Разгремелись фанфары, громко зааплодировали толпа, герольд выкрикнул свое laissez les alleru aur honneurs. Начинался бургурт.
– Пошли, – приказал армигер, которому маршал Боршнитц доверил сопровождение Рейневана. – Не сопротивляйся, парень.
– Не буду. Какая у вас башня?
– Ты впервые? Хе, вижу, что впервые. Приличная. Для башни.
Рейневан старался не оглядываться, чтобы лишним волнением не выдать Шарлея и Самсона, которые – он был в этом уверен – наблюдают за ним, смешавшись с толпой. Однако Шарлей был слишком хитрым лисом, чтобы дать себя заметить.
Зато его заметили другие.
Она изменила прическу. Тогда, у Бжега, у нее была толстая коса, теперь же соломенные, разделенные посередине головы волосы она заплела в две косички, свернутые на ушах улитками. Лоб охватывал золотой обруч, одета она была в голубое платье без рукавов, под платьем белая батистовая chemise[316].
– Светлейшая госпожа. – Армигер кашлянул, почесал голову под шапкой. – Нельзя… У меня будут неприятности.
– Я хочу, – она смешно закусила губку и топнула немного по-детски, – обменяться с ним несколькими словами, не больше. Не говори никому, и никаких неприятностей не будет. А теперь – отвернись. И не прислушивайся.
– Что на этот раз, Алькасин? – спросила она, слегка прищурив голубые глаза. – За что в путах и под стражей? Осторожней! Если скажешь, что за любовь, я сильно разгневаюсь.
– И однако, – вздохнул он, – это правда. В общем-то.
– А в деталях?
– Из-за любви и глупости.
– Ого! Ты становишься откровеннее! Но, пожалуйста, поясни.
– Если б не моя глупость, я сейчас был бы в Венгрии.

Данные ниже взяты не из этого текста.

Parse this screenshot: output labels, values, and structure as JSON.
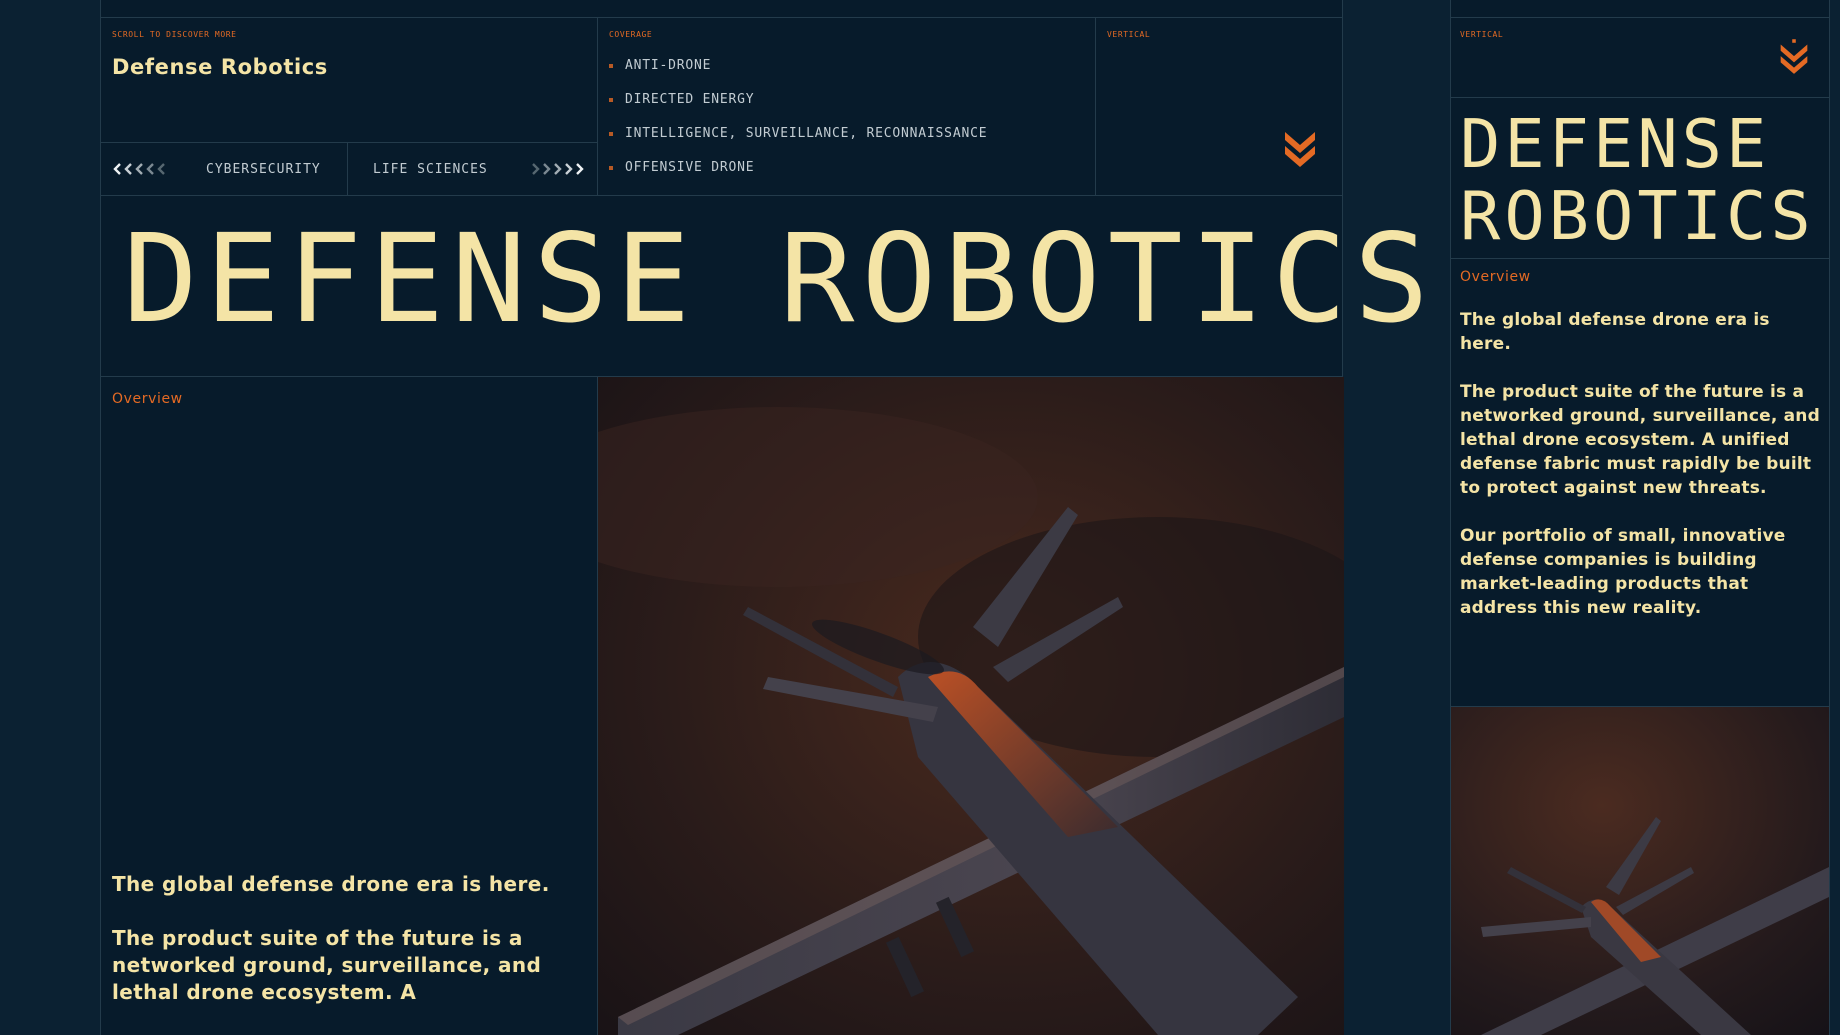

– Я, – она взглянула ему прямо в глаза, – и без того все узнаю. Все. Каждую деталь. Но мне не хотелось бы видеть тебя на эшафоте.
– Я рад, что тебя тогда не догнали.
– У них не было шансов.
– Светлая госпожа. – Армигер повернулся, кашлянул в кулак. – Поимейте милость…
– Бывай, Алькасин…
– Будь здорова, Николетта.
Глава двадцатая,
в которой в очередной раз подтверждается старая истина, что уж на кого, на кого, а на друзей по учебе всегда можно рассчитывать.
– Знаешь, Рейневан, – сказал Генрик Хакеборн, – повсюду утверждают, что причиной всяческих несчастий, служащих с тобой, всего зла и твоей печальной участи стала французка Адель Стерча.
Рейневан не отреагировал на столь новаторское утверждение. Крестец у него чесался, а почесать не было никакой возможности, потому что руки были стянуты в локтях и вдобавок прижаты к бокам кожаным ремнем. Кони отряда били копытами по выбоистой дороге. Арбалетчики сонно покачивались в седлах.
Он просидел в башне зембицкого замка трое суток. Но не сдался. Его заперли и лишили свободы, это правда. Он не был уверен в завтрашнем дне, и это тоже правда. Но пока что его не били и кормили, хоть скверно и однообразно, но зато ежедневно, а от этого он успел отвыкнуть и с приятностью привыкал опять.
Спал он плохо не только из-за свирепствовавших в соломе блох внушительных размеров. Всякий раз, закрывая глаза, он видел бледное, пористое, как сыр, лицо Петерлина. Или Адель и Яна Зембицкого в самых различных взаиморасположениях. И не мог сказать, что хуже.